There is roughly an eight-month gap between our two cats. We introduced Mr. Bean slowly after a two-week transition. When we first let them loose together; they played like maniacs for four hours straight. We rejoiced in the thought of kitties cuddling each other blissfully on the couch of an evening when we returned home from work. Macy even extended her fastidious grooming session to include a tidy up of Bean’s face; this is nice, we thought.
But feline relationships are complicated.
They are not like dogs. They do not ‘think’ in packs, however they certainly have a sense of hierarchy and despite the hype, they are also social creatures.
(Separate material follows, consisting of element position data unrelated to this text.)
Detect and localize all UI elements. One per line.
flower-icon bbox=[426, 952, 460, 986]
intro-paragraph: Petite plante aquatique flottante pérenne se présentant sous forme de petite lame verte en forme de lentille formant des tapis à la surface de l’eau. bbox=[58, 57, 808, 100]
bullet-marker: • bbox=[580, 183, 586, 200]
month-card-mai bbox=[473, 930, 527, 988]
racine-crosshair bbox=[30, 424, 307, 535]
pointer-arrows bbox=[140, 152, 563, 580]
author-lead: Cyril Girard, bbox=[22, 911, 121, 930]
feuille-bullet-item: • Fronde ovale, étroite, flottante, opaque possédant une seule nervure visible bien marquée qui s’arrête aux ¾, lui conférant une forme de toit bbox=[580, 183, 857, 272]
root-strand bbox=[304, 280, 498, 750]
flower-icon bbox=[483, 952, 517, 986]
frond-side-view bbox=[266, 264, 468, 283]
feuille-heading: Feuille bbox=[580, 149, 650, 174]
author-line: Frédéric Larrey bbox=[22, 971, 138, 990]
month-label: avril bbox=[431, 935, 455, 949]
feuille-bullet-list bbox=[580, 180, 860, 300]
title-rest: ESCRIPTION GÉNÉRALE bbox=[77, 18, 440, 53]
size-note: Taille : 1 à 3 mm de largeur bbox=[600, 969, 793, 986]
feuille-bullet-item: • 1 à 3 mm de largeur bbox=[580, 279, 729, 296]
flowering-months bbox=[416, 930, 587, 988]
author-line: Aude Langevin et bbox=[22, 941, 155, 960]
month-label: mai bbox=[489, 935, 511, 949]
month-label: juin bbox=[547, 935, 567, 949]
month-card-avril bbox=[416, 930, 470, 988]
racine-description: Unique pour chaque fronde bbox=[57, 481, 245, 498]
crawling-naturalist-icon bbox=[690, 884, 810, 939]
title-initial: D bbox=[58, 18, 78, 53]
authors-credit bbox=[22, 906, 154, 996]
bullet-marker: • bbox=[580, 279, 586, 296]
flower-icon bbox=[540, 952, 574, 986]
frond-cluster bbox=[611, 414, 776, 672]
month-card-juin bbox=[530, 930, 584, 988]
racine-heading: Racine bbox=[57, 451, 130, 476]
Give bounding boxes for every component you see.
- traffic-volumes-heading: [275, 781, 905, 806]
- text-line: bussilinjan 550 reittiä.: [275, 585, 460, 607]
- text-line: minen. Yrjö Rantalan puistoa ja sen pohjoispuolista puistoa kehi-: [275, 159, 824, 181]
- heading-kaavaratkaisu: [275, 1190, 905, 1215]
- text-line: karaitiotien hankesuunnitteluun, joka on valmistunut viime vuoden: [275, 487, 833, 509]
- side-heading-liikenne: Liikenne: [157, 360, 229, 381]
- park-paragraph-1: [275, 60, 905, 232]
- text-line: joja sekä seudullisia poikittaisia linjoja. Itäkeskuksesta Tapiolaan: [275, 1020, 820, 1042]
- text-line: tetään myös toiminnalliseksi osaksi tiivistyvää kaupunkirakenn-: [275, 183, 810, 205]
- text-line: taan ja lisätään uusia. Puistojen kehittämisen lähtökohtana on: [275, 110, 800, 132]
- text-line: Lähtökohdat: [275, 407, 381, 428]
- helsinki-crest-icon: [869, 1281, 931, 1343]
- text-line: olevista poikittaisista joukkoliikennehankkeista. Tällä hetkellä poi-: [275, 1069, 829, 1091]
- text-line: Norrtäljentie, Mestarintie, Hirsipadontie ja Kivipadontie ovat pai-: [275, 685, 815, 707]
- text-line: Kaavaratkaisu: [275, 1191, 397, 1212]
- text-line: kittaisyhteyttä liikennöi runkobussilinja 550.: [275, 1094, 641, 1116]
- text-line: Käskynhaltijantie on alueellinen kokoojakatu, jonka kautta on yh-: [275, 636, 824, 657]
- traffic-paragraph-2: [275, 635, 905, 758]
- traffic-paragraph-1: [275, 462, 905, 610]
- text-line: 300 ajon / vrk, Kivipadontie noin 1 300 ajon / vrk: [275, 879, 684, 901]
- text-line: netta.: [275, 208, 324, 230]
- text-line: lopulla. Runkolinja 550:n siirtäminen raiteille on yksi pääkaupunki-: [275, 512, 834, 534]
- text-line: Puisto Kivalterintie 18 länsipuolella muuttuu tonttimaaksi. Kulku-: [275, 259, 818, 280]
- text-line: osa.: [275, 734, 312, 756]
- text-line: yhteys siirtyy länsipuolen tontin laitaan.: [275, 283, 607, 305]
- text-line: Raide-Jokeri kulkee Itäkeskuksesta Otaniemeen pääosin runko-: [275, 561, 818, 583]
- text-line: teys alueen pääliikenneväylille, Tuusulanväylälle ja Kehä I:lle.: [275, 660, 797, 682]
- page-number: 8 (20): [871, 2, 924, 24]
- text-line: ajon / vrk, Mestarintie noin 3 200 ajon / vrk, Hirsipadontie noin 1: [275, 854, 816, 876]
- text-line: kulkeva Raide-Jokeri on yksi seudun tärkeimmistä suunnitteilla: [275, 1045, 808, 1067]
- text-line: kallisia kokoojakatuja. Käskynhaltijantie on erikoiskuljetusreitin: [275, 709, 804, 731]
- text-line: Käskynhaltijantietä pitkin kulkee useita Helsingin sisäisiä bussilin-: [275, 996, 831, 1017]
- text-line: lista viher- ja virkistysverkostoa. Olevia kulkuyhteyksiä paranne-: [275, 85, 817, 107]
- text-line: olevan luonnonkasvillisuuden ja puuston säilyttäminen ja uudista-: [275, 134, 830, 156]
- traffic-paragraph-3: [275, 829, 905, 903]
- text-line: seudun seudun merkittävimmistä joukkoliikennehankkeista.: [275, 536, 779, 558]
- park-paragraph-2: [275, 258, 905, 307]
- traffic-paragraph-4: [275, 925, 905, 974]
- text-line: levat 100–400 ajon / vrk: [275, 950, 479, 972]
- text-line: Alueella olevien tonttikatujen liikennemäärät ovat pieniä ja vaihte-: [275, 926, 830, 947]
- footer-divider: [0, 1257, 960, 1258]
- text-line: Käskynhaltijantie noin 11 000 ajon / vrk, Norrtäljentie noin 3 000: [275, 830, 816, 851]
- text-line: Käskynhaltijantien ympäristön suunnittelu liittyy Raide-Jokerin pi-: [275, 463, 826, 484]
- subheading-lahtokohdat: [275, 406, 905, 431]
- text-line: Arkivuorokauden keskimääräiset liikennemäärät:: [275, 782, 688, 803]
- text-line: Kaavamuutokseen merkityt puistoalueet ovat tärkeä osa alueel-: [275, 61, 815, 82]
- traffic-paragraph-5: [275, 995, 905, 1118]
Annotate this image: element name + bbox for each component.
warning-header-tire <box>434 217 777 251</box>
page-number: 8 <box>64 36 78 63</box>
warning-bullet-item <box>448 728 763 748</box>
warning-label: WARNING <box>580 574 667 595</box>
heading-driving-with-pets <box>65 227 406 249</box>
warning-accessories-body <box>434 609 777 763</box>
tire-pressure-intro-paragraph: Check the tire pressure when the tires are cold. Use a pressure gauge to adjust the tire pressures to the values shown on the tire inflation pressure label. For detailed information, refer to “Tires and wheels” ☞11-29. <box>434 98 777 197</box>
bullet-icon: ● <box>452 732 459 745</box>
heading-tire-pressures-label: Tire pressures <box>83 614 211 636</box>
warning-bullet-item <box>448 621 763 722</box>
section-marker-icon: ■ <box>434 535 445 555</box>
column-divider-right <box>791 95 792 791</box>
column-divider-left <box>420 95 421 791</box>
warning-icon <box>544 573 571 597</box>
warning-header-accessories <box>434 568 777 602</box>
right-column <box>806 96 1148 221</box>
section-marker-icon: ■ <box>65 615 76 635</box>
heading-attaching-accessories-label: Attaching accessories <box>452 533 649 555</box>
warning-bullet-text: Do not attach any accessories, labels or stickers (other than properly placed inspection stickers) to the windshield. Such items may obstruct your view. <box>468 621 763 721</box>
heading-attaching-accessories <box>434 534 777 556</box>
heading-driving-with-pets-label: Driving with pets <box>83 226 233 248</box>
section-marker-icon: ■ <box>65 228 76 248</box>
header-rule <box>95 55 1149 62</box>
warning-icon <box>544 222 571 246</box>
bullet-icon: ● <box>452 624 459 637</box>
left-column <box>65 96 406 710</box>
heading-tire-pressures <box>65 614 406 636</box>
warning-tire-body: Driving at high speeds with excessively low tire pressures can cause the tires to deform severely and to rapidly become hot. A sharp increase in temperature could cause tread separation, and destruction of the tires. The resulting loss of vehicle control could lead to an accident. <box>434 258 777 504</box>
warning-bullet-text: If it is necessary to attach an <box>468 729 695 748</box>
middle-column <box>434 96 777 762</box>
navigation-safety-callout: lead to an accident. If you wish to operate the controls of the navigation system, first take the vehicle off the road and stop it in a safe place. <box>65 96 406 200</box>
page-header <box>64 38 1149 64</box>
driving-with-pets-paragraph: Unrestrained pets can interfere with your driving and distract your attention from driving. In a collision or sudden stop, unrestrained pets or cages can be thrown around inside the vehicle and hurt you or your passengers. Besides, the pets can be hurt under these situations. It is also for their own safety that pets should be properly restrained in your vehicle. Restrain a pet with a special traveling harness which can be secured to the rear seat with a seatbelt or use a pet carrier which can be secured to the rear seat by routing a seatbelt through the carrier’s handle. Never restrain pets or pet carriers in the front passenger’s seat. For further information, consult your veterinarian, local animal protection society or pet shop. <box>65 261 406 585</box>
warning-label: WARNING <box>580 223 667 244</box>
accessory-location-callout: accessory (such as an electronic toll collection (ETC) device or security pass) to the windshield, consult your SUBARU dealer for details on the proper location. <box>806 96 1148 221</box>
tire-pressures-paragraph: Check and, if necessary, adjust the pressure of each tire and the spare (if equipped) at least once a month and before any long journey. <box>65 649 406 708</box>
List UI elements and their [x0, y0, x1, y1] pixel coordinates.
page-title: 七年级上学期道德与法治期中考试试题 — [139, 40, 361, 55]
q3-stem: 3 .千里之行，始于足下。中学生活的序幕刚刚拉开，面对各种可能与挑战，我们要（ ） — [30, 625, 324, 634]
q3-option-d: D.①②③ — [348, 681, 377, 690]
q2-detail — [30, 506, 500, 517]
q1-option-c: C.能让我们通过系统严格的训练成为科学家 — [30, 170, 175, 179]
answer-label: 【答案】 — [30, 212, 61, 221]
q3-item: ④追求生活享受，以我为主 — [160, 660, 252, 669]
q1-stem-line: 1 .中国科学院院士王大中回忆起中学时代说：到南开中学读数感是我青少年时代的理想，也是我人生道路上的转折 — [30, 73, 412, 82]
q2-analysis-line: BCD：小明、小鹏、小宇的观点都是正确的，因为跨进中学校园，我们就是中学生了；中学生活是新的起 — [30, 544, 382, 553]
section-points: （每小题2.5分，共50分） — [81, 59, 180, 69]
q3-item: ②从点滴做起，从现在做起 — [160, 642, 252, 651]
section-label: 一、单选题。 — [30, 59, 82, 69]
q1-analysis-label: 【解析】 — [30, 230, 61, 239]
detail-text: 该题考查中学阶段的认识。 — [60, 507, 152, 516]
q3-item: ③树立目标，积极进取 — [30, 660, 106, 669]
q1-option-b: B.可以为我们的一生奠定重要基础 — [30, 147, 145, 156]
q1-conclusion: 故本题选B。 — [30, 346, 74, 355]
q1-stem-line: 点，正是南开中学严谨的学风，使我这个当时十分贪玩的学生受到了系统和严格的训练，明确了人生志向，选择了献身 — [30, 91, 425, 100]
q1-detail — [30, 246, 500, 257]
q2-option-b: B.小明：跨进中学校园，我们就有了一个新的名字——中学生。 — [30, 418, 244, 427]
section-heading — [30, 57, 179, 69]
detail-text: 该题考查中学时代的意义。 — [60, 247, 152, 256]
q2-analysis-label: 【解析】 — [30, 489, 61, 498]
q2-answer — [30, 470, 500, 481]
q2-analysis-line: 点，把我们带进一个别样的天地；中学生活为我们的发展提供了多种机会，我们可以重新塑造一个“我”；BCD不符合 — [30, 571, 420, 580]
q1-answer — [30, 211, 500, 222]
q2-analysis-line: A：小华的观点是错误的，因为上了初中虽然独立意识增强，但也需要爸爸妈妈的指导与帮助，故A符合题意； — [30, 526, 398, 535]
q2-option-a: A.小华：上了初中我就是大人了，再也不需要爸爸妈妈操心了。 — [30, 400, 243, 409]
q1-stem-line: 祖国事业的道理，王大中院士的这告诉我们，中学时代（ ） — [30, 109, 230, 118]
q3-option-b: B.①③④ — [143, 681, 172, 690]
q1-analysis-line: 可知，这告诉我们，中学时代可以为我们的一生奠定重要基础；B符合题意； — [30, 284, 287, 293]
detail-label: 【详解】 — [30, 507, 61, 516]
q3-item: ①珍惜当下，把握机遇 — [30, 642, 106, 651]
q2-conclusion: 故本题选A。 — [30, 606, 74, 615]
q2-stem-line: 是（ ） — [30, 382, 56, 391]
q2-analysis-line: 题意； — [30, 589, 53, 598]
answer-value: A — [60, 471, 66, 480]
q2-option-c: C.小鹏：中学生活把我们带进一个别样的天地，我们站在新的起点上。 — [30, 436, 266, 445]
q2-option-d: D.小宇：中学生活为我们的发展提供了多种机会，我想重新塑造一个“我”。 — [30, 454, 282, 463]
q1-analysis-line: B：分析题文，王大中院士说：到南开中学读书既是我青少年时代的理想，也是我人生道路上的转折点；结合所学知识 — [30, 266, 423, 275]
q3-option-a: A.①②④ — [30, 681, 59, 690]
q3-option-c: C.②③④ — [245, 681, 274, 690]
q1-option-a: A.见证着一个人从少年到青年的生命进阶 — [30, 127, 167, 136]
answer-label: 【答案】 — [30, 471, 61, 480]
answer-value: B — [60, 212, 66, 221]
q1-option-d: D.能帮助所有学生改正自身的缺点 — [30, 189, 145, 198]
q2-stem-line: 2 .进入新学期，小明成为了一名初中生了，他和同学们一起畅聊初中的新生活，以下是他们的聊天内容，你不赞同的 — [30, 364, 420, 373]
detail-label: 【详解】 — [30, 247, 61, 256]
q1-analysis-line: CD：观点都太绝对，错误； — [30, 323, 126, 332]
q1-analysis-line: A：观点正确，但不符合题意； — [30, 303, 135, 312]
Gasp. Yes, cats do enjoy the company of other cats. But it is complicated, isn’t that why we love them?
One of the reasons people assume cats are antisocial is because they hunt alone. In the world of hunting mammals, cats are pretty small – their prey is smaller still. Therefore there is not advantage to hunting together, what are they going to do, share a lizard? Now let’s turn to our vagabond friends, the street cats. They will band together to form groups. Within that group there is a structure, some cats dominate, some seem content to never vie for the position of top cat. Although, ‘top cat’ may be the wrong title, as there are often several cats in a large colony who could be classed as top cat, their position in the hierarchy often shifts subtly.
So it will come as no surprise when I tell you that occasionally I see these seemingly fearless street cats creep out of my exclusively indoor, lap cats.
Yes. It is not all roses between my cats. Sometimes they will be cuddled up on the couch together, will play with toys together and will hide together when that dreaded, life sucking monster that is the vacuum cleaner, rears it’s ugly head.